Malcolm: I’m proud of being able to talk with people I do not know. I have automatic trust that I’ve never experienced before. Everything about the way it was set-up was great, and it helped me a lot in developing new skills. When we learned interview skills, it brought out a lot of different parts of me that I’ve never explored before.

Chris: I am proud that peers are engaged in the ESC planning itself. It goes in line with “Nothing About Us Without Us”. Every peer gets to bring their unique experiences into what they want to do and decide where they go as an organization. There’s not a lot of this work happening, but thankfully it seems like there is more and more. I’m proud that people who use drugs are being heard and what they are saying is being considered. Sometimes it’s easy for organizations to form their own plans and strategies and say “this is the way it is”. Through the ESC, peers also get to do things they haven’t done before such as interviewing and participating in different trainings.

Malcolm: I agree with Chris!


7. Why are peers essential to overdose prevention?

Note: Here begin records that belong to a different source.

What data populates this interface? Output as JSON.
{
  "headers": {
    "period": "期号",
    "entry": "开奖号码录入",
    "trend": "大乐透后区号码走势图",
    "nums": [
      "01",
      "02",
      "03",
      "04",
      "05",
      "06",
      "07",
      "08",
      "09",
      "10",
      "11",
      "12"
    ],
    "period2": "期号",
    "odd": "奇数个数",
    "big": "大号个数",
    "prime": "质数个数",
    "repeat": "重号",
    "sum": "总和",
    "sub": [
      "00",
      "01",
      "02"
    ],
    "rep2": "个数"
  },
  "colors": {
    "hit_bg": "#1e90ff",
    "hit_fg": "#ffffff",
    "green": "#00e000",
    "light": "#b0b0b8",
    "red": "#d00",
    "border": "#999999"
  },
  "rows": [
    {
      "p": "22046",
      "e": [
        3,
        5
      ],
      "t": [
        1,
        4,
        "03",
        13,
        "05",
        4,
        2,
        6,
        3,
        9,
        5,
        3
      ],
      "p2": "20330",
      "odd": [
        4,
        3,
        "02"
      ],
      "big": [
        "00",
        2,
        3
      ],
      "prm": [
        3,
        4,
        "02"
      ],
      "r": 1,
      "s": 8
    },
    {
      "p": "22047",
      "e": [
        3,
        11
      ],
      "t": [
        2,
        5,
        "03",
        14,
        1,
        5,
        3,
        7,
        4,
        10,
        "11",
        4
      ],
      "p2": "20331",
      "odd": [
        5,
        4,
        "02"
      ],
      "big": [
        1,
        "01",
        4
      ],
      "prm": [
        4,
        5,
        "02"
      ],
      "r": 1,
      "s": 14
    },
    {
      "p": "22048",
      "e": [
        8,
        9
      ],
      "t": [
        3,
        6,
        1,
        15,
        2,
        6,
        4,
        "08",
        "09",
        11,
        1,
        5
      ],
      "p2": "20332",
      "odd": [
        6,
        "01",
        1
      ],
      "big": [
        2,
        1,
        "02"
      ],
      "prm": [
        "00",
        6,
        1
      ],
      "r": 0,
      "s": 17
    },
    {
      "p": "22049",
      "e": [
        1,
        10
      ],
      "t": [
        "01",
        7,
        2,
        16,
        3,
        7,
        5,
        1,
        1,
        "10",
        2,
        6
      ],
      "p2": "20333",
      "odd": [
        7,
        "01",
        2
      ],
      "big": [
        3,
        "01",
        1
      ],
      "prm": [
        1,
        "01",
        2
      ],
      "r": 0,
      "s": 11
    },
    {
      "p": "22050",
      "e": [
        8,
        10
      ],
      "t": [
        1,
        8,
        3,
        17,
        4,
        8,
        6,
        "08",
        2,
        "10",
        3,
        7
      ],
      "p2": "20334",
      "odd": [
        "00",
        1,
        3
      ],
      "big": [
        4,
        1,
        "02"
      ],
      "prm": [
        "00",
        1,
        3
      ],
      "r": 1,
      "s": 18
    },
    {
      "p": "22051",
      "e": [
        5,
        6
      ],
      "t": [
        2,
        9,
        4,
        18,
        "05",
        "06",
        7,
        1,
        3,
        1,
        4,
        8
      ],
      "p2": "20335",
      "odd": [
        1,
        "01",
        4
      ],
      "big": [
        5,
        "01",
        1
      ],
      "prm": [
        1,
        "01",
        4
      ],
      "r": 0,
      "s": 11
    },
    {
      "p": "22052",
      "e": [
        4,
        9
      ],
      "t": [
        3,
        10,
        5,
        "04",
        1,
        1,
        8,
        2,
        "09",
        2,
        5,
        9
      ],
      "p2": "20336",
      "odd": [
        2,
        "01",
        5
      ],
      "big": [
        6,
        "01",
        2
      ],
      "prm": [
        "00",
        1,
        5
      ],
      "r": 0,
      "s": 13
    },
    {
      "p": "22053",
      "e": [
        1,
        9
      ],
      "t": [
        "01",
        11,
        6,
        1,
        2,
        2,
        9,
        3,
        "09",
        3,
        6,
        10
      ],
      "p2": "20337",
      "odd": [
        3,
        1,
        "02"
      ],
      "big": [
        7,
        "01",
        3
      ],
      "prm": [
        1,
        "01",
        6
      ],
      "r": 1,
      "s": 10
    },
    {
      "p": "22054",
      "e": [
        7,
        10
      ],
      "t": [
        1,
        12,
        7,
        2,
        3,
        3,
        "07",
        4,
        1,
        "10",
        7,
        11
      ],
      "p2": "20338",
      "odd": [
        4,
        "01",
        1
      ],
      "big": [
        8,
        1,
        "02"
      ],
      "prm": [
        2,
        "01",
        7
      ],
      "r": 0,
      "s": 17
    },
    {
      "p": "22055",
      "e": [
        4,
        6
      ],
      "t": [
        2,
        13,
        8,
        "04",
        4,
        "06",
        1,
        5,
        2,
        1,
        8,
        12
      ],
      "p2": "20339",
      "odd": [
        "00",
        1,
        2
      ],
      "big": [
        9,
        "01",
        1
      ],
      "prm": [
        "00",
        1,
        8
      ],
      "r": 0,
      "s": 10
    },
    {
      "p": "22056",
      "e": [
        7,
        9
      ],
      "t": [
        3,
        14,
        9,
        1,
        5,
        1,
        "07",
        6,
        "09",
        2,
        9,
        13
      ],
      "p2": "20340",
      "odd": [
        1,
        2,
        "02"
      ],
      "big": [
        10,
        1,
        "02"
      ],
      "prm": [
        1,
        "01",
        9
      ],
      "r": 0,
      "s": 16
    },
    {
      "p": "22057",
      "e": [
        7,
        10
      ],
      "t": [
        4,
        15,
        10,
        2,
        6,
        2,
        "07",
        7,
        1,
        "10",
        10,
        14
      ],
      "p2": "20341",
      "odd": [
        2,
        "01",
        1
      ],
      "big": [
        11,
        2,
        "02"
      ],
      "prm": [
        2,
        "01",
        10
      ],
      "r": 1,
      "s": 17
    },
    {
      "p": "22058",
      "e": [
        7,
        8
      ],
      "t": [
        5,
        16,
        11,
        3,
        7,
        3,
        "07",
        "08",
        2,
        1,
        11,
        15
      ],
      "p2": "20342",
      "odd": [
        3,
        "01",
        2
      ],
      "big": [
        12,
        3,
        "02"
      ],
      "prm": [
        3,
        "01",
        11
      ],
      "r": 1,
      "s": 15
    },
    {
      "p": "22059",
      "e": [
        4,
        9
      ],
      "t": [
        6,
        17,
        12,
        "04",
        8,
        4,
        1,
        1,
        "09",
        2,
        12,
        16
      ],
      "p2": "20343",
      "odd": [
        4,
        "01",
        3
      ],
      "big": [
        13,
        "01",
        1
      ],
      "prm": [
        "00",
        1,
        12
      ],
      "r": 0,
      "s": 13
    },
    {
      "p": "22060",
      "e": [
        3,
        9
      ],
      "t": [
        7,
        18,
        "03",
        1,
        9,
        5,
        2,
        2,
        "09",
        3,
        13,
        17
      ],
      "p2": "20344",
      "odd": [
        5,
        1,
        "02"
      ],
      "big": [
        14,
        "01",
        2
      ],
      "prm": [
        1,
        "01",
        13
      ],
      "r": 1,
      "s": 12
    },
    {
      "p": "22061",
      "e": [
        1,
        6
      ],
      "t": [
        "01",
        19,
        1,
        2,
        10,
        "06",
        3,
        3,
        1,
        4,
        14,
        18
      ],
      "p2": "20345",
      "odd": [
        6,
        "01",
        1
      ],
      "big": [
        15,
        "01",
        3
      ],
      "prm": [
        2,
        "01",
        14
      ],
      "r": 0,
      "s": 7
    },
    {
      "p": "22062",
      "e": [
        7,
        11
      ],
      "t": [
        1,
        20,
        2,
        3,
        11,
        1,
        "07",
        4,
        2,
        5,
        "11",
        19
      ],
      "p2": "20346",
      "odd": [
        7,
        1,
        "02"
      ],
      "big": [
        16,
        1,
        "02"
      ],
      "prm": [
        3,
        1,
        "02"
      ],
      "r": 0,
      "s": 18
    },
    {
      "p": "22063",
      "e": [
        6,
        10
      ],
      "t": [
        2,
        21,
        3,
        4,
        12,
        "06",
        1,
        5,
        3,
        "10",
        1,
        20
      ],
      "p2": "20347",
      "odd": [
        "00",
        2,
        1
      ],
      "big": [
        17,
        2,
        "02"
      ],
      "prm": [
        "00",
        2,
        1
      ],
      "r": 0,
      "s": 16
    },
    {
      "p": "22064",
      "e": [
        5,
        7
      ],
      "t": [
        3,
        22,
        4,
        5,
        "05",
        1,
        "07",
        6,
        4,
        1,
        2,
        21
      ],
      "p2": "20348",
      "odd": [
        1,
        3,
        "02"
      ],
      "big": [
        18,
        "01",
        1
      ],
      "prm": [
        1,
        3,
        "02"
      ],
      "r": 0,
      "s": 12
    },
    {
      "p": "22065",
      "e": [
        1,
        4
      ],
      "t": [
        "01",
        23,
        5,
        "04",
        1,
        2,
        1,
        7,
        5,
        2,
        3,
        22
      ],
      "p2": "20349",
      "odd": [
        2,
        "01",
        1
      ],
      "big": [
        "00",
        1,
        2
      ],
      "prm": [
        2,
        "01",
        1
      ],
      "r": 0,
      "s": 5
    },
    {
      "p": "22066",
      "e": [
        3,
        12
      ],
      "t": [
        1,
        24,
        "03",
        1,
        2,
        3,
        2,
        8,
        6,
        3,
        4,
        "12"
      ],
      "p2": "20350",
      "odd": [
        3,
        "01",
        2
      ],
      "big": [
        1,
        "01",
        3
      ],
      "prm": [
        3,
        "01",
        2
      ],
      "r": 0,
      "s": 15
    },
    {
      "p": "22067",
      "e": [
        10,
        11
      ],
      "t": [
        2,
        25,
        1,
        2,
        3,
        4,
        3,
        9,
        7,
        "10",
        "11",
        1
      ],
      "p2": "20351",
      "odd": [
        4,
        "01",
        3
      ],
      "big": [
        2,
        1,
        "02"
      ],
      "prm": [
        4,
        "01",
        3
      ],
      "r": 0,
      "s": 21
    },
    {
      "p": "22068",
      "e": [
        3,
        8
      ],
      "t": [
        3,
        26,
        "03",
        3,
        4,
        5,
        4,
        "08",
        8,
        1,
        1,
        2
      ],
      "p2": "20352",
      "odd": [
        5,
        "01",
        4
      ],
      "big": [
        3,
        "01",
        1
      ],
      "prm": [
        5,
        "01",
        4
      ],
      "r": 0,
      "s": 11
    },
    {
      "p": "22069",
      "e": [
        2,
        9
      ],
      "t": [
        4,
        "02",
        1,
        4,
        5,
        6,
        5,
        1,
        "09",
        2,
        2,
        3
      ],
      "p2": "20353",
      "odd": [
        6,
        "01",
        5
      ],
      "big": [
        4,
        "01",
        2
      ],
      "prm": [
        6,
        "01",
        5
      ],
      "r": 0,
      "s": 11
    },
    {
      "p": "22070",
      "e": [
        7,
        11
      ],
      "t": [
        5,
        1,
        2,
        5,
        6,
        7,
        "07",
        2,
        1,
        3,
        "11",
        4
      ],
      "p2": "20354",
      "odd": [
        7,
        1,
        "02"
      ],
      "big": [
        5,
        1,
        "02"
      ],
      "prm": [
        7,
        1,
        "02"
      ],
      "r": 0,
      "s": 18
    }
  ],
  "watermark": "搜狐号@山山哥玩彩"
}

Malcolm: Peers have the lived experience, and we are the ones that know each other the best. When you have somebody who knows “who’s who” in the community, then there’s trust that would not otherwise be there. We’re able to respond way quicker because people know and trust us. We are first responders. They would not talk to an ambulance attendant the same way they talk to peers. We genuinely care about who is there.

Chris: For peers, it comes a lot quicker to them what’s happening on the street. For example, if there is bad dope, we see the reaction of what is happening right away and can spread that information quickly. Peers are also more neutral – people who are involved in the illicit market can still interact with a peer. For example, a drug dealer can still access an overdose prevention site. In a way, it’s a shortcut. It’s cheaper than a clinical response and has a broader and flexible focus.

We are essential because peer groups can also strategically ignore or bypass things. We don’t need extra processes – we don’t need to do research on homelessness to know that we need more housing for people, or we don’t need to research to know what to do next. We have passion, impact and trauma driven responses. We’re able to mobilize quickly compared to other responses.